Aufsteiger mischt weiter die Verbandsliga auf Der ASV Süchteln hat stets Lösungen parat

Handball-Verbandsliga · Der Verbandsligist ASV Süchteln gewinnt mit 31:26 in Mülheim und festigt als Aufsteiger damit seinen Platz im oberen Tabellendrittel. Hingegen betreibt die Turnerschaft Lürrip erneut Chancenwucher und verliert mit 20:28 in Oberhausen.

Die Turnerschaft Lürrip (weiße Trikots) vergibt in Oberhausen zu viele Chancen, Süchteln schwebt hingegen weiterhin auf seiner Erfolgswelle.

Die Turnerschaft Lürrip (weiße Trikots) vergibt in Oberhausen zu viele Chancen, Süchteln schwebt hingegen weiterhin auf seiner Erfolgswelle.

Foto: Ja/Knappe, Joerg (jkn)

Es hat nicht sollen sein. Die Turnerschaft Lürrip verpasste die Chance auf ein positives Punktekonto und verlor beim HC Rot-Weiß Oberhausen deutlich mit 20:28 (14:14). Dabei sah es für die Gäste nach dem ersten Spielabschnitt eigentlich noch ganz gut aus, denn beim Spielstand von 14:14 war man absolut auf Schlagdistanz.

Bereits bis zu diesem Zeitpunkt war einer der Knackpunkte im Spiel der Gäste deutlich zu erkennen, denn sie gingen zu leichtfertig mit den sich bietenden Chancen um. Sie erkannten einfach nicht, dass der gegnerische Torhüter im unteren Bereich wirklich bärenstark war und oben einfacher zu überwinden gewesen wäre, was einige Treffer auch deutlich belegten. „Leider hat sich nichts geändert, als ich die Mannschaft darauf hingewiesen habe“, ärgerte sich der Lürriper Trainer Tobias Elis.
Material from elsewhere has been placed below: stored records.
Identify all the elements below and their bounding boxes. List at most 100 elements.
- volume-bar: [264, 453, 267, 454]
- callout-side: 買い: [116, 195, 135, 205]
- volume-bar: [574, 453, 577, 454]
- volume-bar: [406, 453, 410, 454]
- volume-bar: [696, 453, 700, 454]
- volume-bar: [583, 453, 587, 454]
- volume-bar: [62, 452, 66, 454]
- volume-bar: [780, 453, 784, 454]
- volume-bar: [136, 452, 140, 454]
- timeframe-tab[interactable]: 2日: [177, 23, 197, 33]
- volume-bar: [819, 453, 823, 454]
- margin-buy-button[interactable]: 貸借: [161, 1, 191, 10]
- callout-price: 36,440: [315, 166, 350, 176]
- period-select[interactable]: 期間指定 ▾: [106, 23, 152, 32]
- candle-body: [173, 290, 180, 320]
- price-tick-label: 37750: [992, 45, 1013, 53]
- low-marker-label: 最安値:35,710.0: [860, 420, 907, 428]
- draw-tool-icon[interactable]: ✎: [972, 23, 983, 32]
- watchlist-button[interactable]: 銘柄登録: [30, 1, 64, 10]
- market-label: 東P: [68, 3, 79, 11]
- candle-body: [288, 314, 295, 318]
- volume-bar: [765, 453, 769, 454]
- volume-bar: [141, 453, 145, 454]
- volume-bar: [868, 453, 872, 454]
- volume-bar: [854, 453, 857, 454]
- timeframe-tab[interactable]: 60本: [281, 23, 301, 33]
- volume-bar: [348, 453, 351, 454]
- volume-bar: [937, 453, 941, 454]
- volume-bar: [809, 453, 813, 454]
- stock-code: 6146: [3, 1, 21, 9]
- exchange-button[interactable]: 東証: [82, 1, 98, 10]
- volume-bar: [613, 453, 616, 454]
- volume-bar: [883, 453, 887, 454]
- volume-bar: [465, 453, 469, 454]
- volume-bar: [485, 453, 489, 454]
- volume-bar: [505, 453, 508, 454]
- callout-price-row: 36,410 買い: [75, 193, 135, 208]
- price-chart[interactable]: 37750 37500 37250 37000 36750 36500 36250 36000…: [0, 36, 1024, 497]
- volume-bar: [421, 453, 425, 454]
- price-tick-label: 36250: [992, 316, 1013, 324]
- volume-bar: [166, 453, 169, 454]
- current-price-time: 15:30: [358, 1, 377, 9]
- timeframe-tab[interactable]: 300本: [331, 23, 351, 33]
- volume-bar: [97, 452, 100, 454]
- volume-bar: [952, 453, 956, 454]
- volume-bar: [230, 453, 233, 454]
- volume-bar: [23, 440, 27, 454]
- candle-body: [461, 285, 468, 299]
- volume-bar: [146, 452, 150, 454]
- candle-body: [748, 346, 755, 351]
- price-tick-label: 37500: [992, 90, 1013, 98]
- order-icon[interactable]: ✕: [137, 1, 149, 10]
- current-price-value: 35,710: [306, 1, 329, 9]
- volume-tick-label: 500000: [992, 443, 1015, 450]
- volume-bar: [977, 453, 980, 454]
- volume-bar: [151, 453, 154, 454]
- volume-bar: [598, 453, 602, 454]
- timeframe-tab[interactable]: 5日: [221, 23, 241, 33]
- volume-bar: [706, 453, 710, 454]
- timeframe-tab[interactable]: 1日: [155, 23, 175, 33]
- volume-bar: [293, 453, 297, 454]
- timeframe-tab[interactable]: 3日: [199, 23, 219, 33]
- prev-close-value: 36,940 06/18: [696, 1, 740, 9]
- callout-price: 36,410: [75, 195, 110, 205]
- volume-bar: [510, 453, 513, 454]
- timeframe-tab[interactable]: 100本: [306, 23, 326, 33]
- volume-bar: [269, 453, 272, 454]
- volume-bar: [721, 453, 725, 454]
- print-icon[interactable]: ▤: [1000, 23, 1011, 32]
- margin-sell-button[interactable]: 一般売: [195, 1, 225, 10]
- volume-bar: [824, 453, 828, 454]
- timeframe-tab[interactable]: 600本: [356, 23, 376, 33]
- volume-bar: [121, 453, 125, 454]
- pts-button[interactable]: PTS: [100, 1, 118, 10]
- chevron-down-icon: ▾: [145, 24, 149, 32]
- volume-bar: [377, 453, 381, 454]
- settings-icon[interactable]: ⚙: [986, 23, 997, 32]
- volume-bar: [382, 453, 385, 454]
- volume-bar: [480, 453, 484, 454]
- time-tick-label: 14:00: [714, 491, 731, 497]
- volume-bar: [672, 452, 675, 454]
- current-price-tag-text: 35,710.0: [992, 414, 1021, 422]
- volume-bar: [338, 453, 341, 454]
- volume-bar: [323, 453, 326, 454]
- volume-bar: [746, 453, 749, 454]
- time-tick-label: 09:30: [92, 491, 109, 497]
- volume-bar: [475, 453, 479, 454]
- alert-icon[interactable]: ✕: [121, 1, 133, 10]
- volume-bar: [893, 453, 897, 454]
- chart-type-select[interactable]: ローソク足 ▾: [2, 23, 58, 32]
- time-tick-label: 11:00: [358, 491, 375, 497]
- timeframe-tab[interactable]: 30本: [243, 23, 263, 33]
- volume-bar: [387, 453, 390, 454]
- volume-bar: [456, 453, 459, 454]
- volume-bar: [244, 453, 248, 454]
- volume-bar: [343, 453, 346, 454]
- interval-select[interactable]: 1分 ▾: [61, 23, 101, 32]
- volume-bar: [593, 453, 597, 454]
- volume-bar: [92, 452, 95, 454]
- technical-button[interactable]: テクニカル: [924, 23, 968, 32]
Das rächte sich dann nach dem Seitenwechsel. Die schlechte Trefferquote war das eine, es war aber auch niemand da, der das Team auf dem Parkett wachgerüttelt hätte. Ehe sich Lürrip versah, war man mit fünf Toren Differenz ins Hintertreffen geraten. Außerdem warteten die Hausherren noch mit einer offensiveren Deckungsvariante auf, mit der die Gäste ihre liebe Mühe und Not hatten.

„Die Konzepte wurden nicht sauber durchgespielt und wir auch immer unsicherer, ich weiß nicht, warum“, so Elis. „Wir hatten heute nicht die zwei oder drei Spieler, die vorangehen. Entweder gewinnen oder verlieren wir als Kollektiv, anders war es in dieser Saison noch nie. Die Chancen waren da, aber wenn du nicht triffst, ist das Spiel halt durch.“

TSL-Tore: von der Weyden (7/3), Bones (4), Semrau, Flügel (je 3), Giesen, Vaas und Rohde.

Besser lief es bei Ligakonkurrent ASV Süchteln. Mit einer gehörigen Portion Selbstbewusstsein ausgestattet, lässt sich der Aufsteiger nicht von seinem Kurs abbringen und gewinnt bei der HSG Mülheim/Styrum mit 31:26 (16:12). Selbst eine Manndeckung gegen Haupttorschützen Christoph Kleinelützum von der ersten Sekunde an beeindruckte die Gäste keineswegs. „Darauf waren wir gut vorbereitet“, so der Süchtelner Trainer Tom Giesen.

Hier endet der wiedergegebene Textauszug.